A key problem in spectrum innovation is that endless FCC deliberations discourage investment in wireless R&D and a key issue in such endless deliberations is differing expectations about receiver performance by incumbents and potential entrants. (“Harmful interference” is also an ill defined issue at FCC that extends deliberations and is usually related to receiver performance.)

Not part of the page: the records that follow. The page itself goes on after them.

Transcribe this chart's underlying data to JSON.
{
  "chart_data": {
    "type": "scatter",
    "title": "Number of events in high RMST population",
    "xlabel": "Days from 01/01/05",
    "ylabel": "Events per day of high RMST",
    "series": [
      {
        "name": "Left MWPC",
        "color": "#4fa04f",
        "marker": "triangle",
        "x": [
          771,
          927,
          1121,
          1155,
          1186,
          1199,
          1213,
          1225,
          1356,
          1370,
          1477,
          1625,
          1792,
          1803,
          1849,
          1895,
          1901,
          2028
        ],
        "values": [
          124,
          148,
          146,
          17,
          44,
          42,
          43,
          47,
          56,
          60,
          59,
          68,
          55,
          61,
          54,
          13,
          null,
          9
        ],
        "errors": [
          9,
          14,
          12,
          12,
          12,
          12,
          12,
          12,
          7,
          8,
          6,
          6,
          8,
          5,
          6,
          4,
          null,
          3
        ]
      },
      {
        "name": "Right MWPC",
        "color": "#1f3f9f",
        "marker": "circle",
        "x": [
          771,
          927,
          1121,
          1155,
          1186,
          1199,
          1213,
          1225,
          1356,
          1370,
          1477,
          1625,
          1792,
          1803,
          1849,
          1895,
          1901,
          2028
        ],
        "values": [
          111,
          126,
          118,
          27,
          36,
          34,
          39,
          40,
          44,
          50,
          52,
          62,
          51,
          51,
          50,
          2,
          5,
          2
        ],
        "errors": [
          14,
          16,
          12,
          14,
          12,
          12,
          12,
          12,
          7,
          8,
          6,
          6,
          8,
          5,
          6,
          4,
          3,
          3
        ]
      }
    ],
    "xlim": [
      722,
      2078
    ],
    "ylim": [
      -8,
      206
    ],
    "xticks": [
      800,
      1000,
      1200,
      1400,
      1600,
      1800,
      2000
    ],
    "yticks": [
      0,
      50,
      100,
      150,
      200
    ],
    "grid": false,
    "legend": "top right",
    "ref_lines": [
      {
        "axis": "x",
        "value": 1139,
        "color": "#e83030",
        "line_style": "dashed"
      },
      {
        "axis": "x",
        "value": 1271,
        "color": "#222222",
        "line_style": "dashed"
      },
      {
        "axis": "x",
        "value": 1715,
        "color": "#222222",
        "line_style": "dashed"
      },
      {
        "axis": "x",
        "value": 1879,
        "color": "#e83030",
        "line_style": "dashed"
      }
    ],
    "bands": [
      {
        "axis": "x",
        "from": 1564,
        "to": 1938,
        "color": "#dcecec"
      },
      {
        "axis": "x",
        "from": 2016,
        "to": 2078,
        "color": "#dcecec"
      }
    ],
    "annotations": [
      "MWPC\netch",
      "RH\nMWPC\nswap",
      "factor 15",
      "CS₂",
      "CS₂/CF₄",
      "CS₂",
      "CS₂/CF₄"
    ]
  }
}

Both the lengthly and inconclusive AWS-3 controversy and the current GPS/LightSquared controversy (not to mention the PCS H block issue) have at their root the issue of receiver performance expectation. Reasonable people could disagree about what are appropriate expectations for T-Mobile’s cell phone receivers - in the AWS-3 case - and GPS receivers - in the LightSquared case - with respect to adjacent band signal rejection. As in the case of harmful interference, NTIA and FCC need to develop a way to resolve receiver expectation issues in a timely way if they want to encourage technical innovation and the capital formation that is an integral part of it. Such resolutions need not make every party - or even any party - happy, but they are essential to maintain US leadership in both wireless technology and wireless services. The above SPTF recommendations would be a good place to start!